О, уже давно я внимаю тем скорбным стенаниям, что возвещают нам об истощении Франции. «Так дальше продолжаться не может!» — восклицает Кольбер в тысяча шестьсот восемьдесят первом году; сам он умирает, произнеся эти слова, напоминающие его последний вздох. Спустя пятнадцать лет интенданты, творящие зло, убеждаются в истощении Франции и сожалеют об этом; от них потребовали докладных записок для юного герцога Бургундского, и они наивно сообщают, что в одной области вымерла четверть жителей, в другой — треть, в третьей — половина!

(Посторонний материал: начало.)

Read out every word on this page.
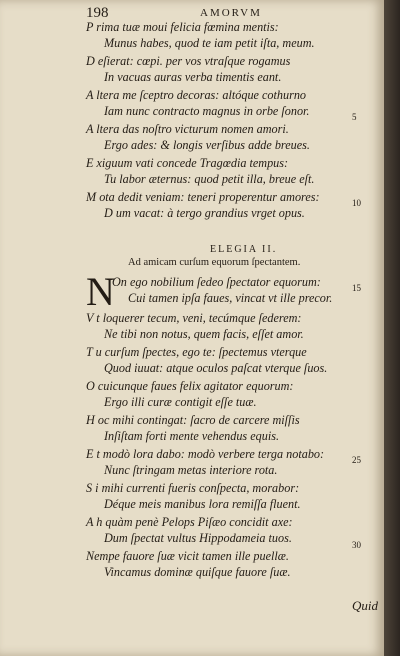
198	AMORVM
P rima tuæ moui felicia fœmina mentis:
Munus habes, quod te iam petit iſta, meum.
D eſierat: cœpi. per vos vtraſque rogamus
In vacuas auras verba timentis eant.
A ltera me ſceptro decoras: altóque cothurno
Iam nunc contracto magnus in orbe ſonor.
A ltera das noſtro victurum nomen amori.
Ergo ades: & longis verſibus adde breues.
E xiguum vati concede Tragœdia tempus:
Tu labor æternus: quod petit illa, breue eſt.
M ota dedit veniam: teneri properentur amores:
D um vacat: à tergo grandius vrget opus.
5
10
ELEGIA II.
Ad amicam curſum equorum ſpectantem.
N
On ego nobilium ſedeo ſpectator equorum:
Cui tamen ipſa faues, vincat vt ille precor.
V t loquerer tecum, veni, tecúmque ſederem:
Ne tibi non notus, quem facis, eſſet amor.
T u curſum ſpectes, ego te: ſpectemus vterque
Quod iuuat: atque oculos paſcat vterque ſuos.
O cuicunque faues felix agitator equorum:
Ergo illi curæ contigit eſſe tuæ.
H oc mihi contingat: ſacro de carcere miſſis
Inſiſtam forti mente vehendus equis.
E t modò lora dabo: modò verbere terga notabo:
Nunc ſtringam metas interiore rota.
S i mihi currenti fueris conſpecta, morabor:
Déque meis manibus lora remiſſa fluent.
A h quàm penè Pelops Piſæo concidit axe:
Dum ſpectat vultus Hippodameia tuos.
Nempe fauore ſuæ vicit tamen ille puellæ.
Vincamus dominæ quiſque fauore ſuæ.
15
25
30
Quid
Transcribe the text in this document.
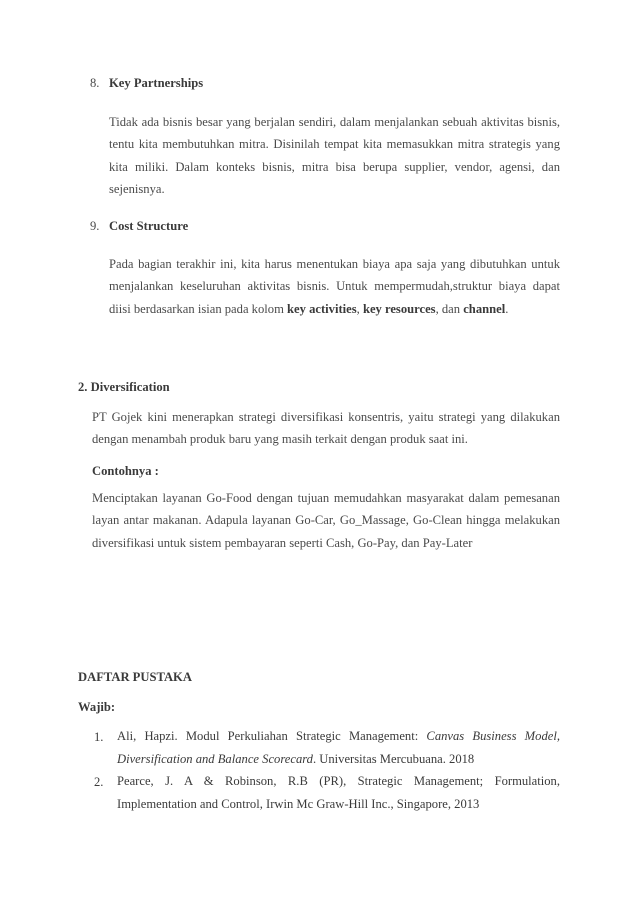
8. Key Partnerships

Tidak ada bisnis besar yang berjalan sendiri, dalam menjalankan sebuah aktivitas bisnis, tentu kita membutuhkan mitra. Disinilah tempat kita memasukkan mitra strategis yang kita miliki. Dalam konteks bisnis, mitra bisa berupa supplier, vendor, agensi, dan sejenisnya.

9. Cost Structure

Pada bagian terakhir ini, kita harus menentukan biaya apa saja yang dibutuhkan untuk menjalankan keseluruhan aktivitas bisnis. Untuk mempermudah,struktur biaya dapat diisi berdasarkan isian pada kolom key activities, key resources, dan channel.

2. Diversification

PT Gojek kini menerapkan strategi diversifikasi konsentris, yaitu strategi yang dilakukan dengan menambah produk baru yang masih terkait dengan produk saat ini.

Contohnya :

Menciptakan layanan Go-Food dengan tujuan memudahkan masyarakat dalam pemesanan layan antar makanan. Adapula layanan Go-Car, Go_Massage, Go-Clean hingga melakukan diversifikasi untuk sistem pembayaran seperti Cash, Go-Pay, dan Pay-Later

DAFTAR PUSTAKA
Wajib:
1. Ali, Hapzi. Modul Perkuliahan Strategic Management: Canvas Business Model, Diversification and Balance Scorecard. Universitas Mercubuana. 2018

2. Pearce, J. A & Robinson, R.B (PR), Strategic Management; Formulation, Implementation and Control, Irwin Mc Graw-Hill Inc., Singapore, 2013
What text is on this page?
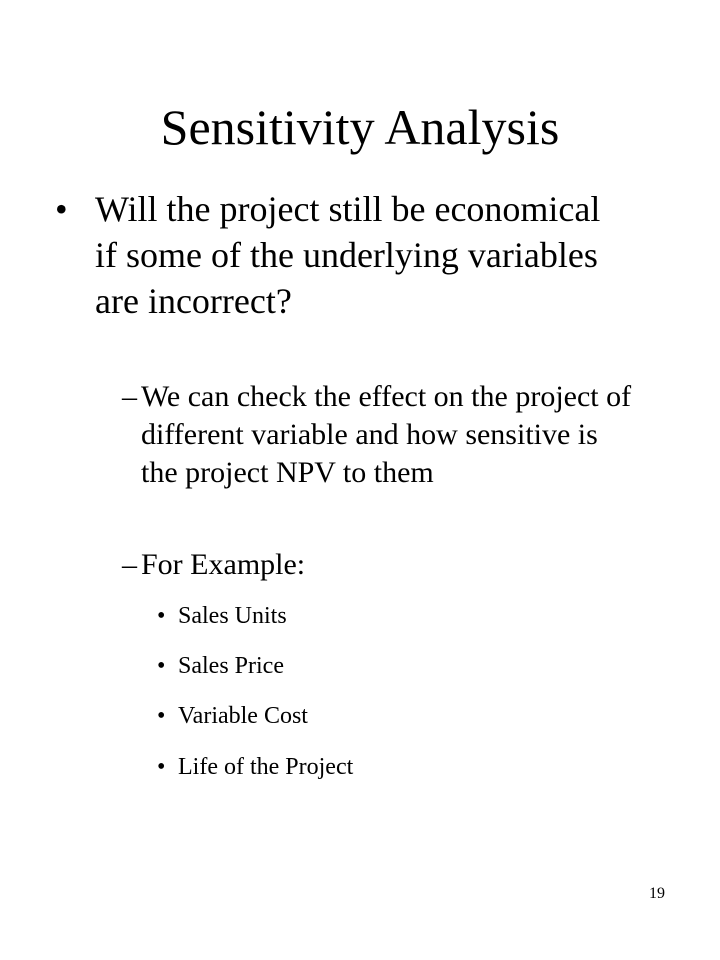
Sensitivity Analysis
• Will the project still be economical if some of the underlying variables are incorrect?
– We can check the effect on the project of different variable and how sensitive is the project NPV to them
– For Example:
• Sales Units
• Sales Price
• Variable Cost
• Life of the Project
19
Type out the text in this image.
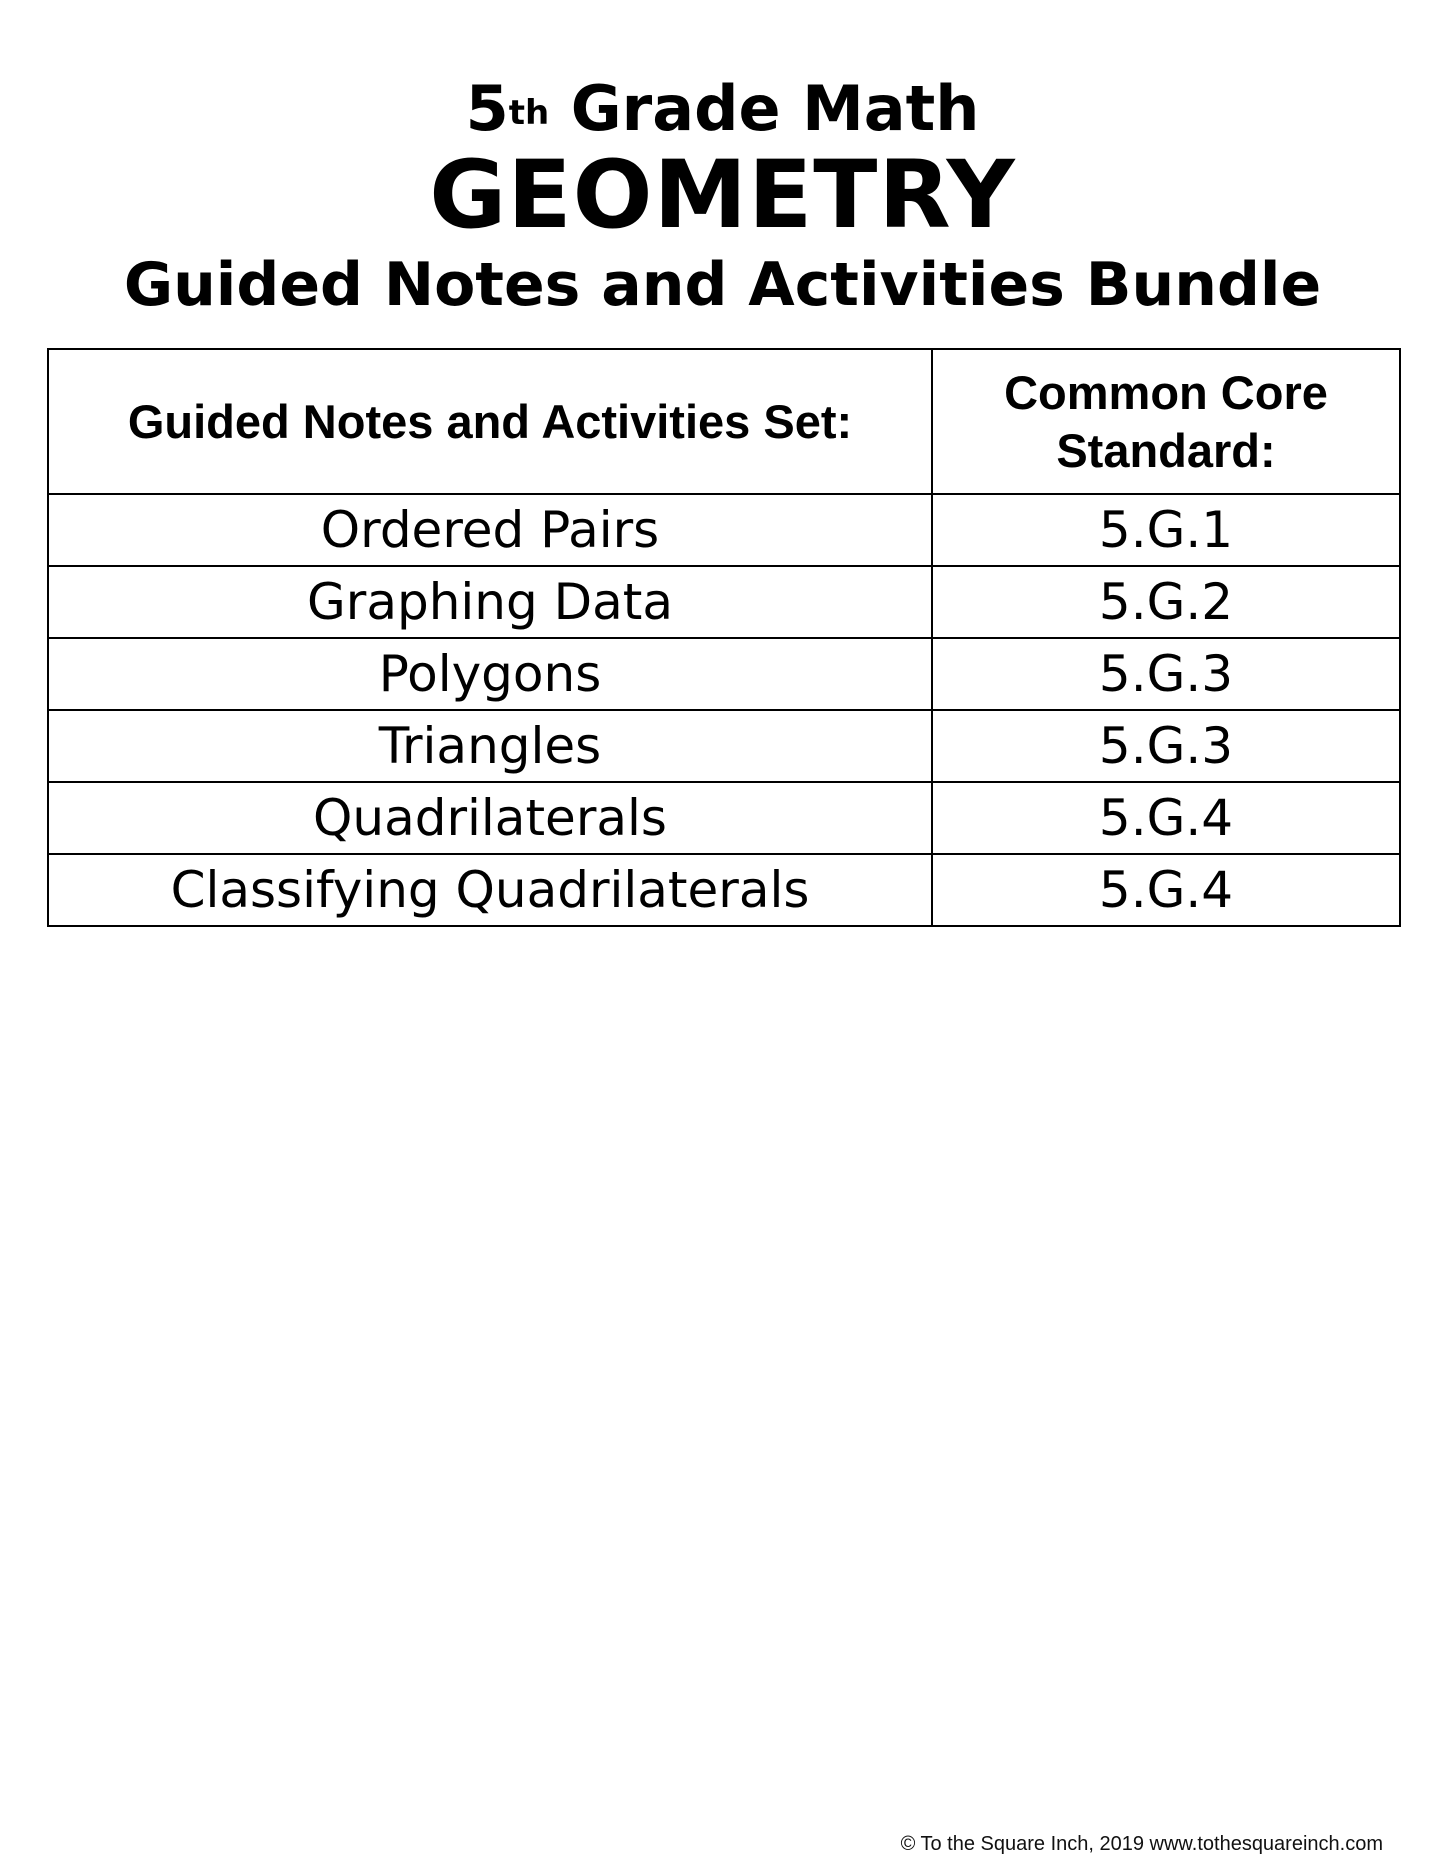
5th Grade Math
GEOMETRY
Guided Notes and Activities Bundle
Guided Notes and Activities Set:	Common Core Standard:
Ordered Pairs	5.G.1
Graphing Data	5.G.2
Polygons	5.G.3
Triangles	5.G.3
Quadrilaterals	5.G.4
Classifying Quadrilaterals	5.G.4
© To the Square Inch, 2019 www.tothesquareinch.com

Эта статистика смерти, составленная палачами: она обязана быть точной.

Эта печальная перепись произведена в тысяча шестьсот девяносто восьмом году. Так вот, через девять лет, в тысяча семьсот седьмом году, этот тысяча шестьсот девяносто восьмой год уже вспоминают с сожалением. «Тогда, — говорит почтенный чиновник по имени Буагильбер, — тогда в лампе еще оставалось масло… Сегодня всему пришел конец; горючего больше нет! — прибавляет он. — Теперь развернется тяжба между теми, кто платит, и теми, чья единственная обязанность — заставлять платить других!»

В самом деле, о несчастный народ, эта тяжба идет! Для тебя это тяжба между жизнью и смертью!

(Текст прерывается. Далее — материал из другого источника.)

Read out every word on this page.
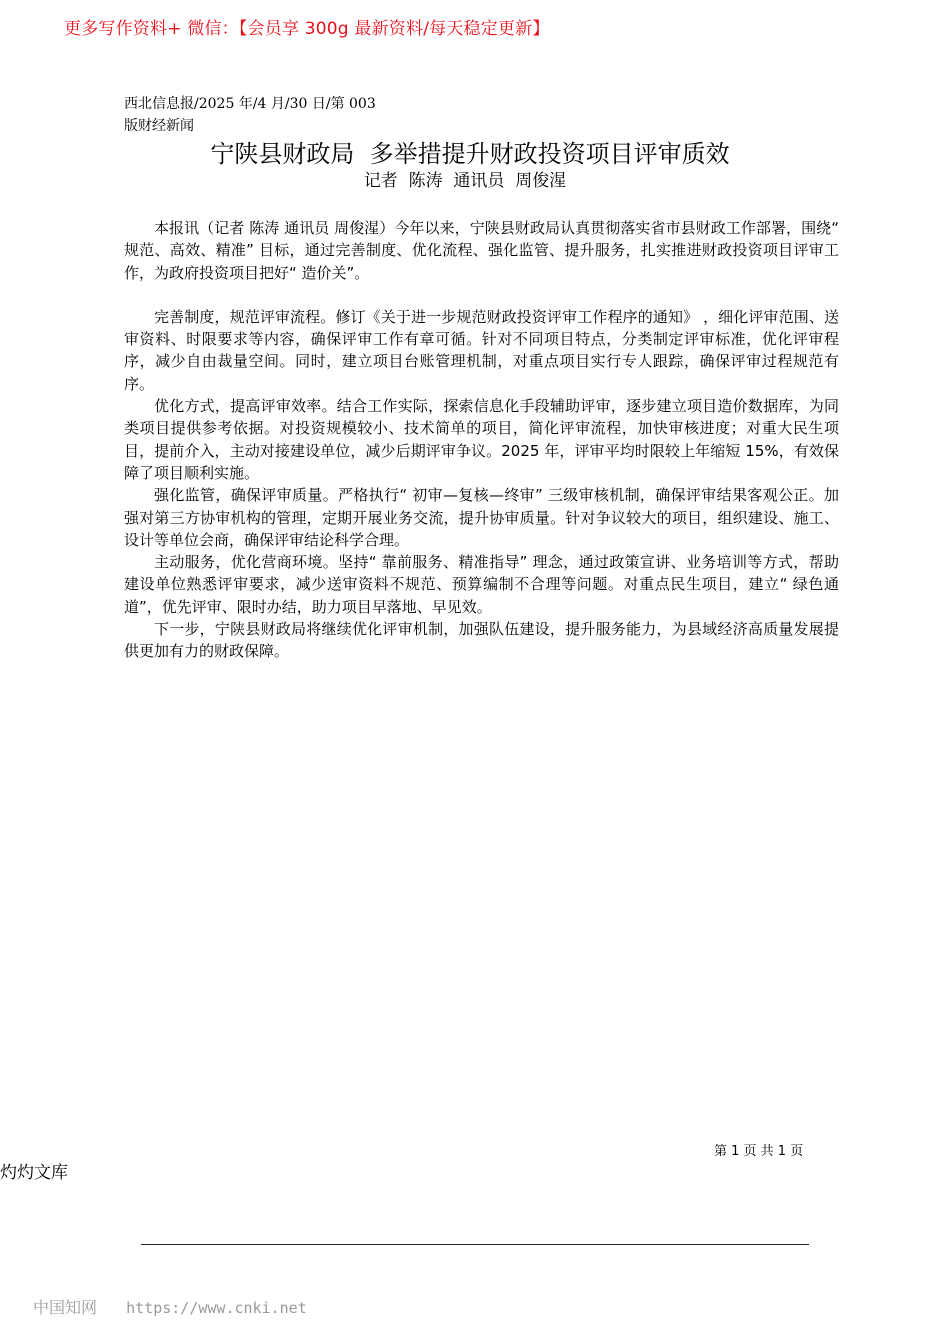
更多写作资料+ 微信：【会员享 300g 最新资料/每天稳定更新】
西北信息报/2025 年/4 月/30 日/第 003
版财经新闻
宁陕县财政局  多举措提升财政投资项目评审质效
记者  陈涛  通讯员  周俊湦

本报讯（记者 陈涛 通讯员 周俊湦）今年以来，宁陕县财政局认真贯彻落实省市县财政工作部署，围绕“ 规范、高效、精准” 目标，通过完善制度、优化流程、强化监管、提升服务，扎实推进财政投资项目评审工作，为政府投资项目把好“ 造价关”。

完善制度，规范评审流程。修订《关于进一步规范财政投资评审工作程序的通知》 ，细化评审范围、送审资料、时限要求等内容，确保评审工作有章可循。针对不同项目特点，分类制定评审标准，优化评审程序，减少自由裁量空间。同时，建立项目台账管理机制，对重点项目实行专人跟踪，确保评审过程规范有序。

优化方式，提高评审效率。结合工作实际，探索信息化手段辅助评审，逐步建立项目造价数据库，为同类项目提供参考依据。对投资规模较小、技术简单的项目，简化评审流程，加快审核进度；对重大民生项目，提前介入，主动对接建设单位，减少后期评审争议。2025 年，评审平均时限较上年缩短 15%，有效保障了项目顺利实施。

强化监管，确保评审质量。严格执行“ 初审—复核—终审” 三级审核机制，确保评审结果客观公正。加强对第三方协审机构的管理，定期开展业务交流，提升协审质量。针对争议较大的项目，组织建设、施工、设计等单位会商，确保评审结论科学合理。

主动服务，优化营商环境。坚持“ 靠前服务、精准指导” 理念，通过政策宣讲、业务培训等方式，帮助建设单位熟悉评审要求，减少送审资料不规范、预算编制不合理等问题。对重点民生项目，建立“ 绿色通道”，优先评审、限时办结，助力项目早落地、早见效。

下一步，宁陕县财政局将继续优化评审机制，加强队伍建设，提升服务能力，为县域经济高质量发展提供更加有力的财政保障。

第 1 页 共 1 页
灼灼文库
中国知网 https://www.cnki.net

После Буагильбера послушайте Фенелона: архиепископ Камбрейский успокаивает не больше, чем нормандский чиновник. «Народы уже не живут по-человечески, — говорит он, больше нельзя рассчитывать на их терпение: старая махина рухнет при первом ударе!»

Восемьдесят лет прошло с того дня, несчастный народ, когда автор «Телемака» произнес эти слова, но старая махина все еще ползет, потому что ты смазываешь своим потом ее рессоры.

Поэтому смотрите, как радовались во Франции, когда умер Людовик Четырнадцатый! Разве нельзя сказать, что один человек уморил голодом страну? Кто ему наследует? Осанна! Добрый герцог Орлеанский! Этот любит народ, как, по крайней мере, считает сам народ; конечно, любит, но прежде всего он друг Англии и отдает Англии нашу торговлю, нашу честь, даже выдает ей наши государственные секреты; потом и он умирает, оставляя после себя долг, возросший на семьсот пятьдесят миллионов. «Будь я народ, я обязательно взбунтовался бы», — говорил регент.

Когда же ему сказали, что народ в самом деле взбунтовался, он воскликнул: «И правильно сделал, народ еще слишком добр, что терпел так долго!»

Приходит Флёри — этот министр был столь же бережлив, сколь регент был расточителен; при Флёри Франция поправит свои финансы: однако в тысяча семьсот тридцать девятом году Луи Орлеанский — сын того, кто говорил, что народ правильно сделал, взбунтовавшись, — швырнул на стол государственного совета кусок хлеба из папоротника: таким хлебом кормился народ. Но правда в том, что спустя двадцать лет Фуллон — тот Фуллон, кто выдаст свою дочь за Бертье и даст за ней два миллиона приданого, — скажет: «Хлеб из папоротника?! Он еще слишком хорош для народа; я заставлю народ есть траву, ведь мои лошади охотно жрут сено!»

Все ухудшается, и очень быстро! Теперь даже женщины ясно это понимают; теперь любовницы королей тоже приходят в ужас; вот и госпожа де Шатору в тысяча семьсот сорок втором году говорит: «Я предвижу, что нас ждет великое потрясение, если мы не примем мер».

Вы правы, сударыня, и все удивляются, что это потрясение так долго не наступает, что народ, которого мучают жаждой и морят голодом, чью кровь пьют и чьи кости иссушают, что этот народ, живущий все беднее и беднее, еще может терпеть вас и вам подобных!

О страшная история голода, которой совершенно пренебрегают историки! Чье бронзовое перо напишет твою зловещую хронику во Франции, которая претерпевала голод, но до сего дня милосердно относилась к его творцам?

О несчастный народ, задумайся над словами: «Земля родит все меньше и меньше!»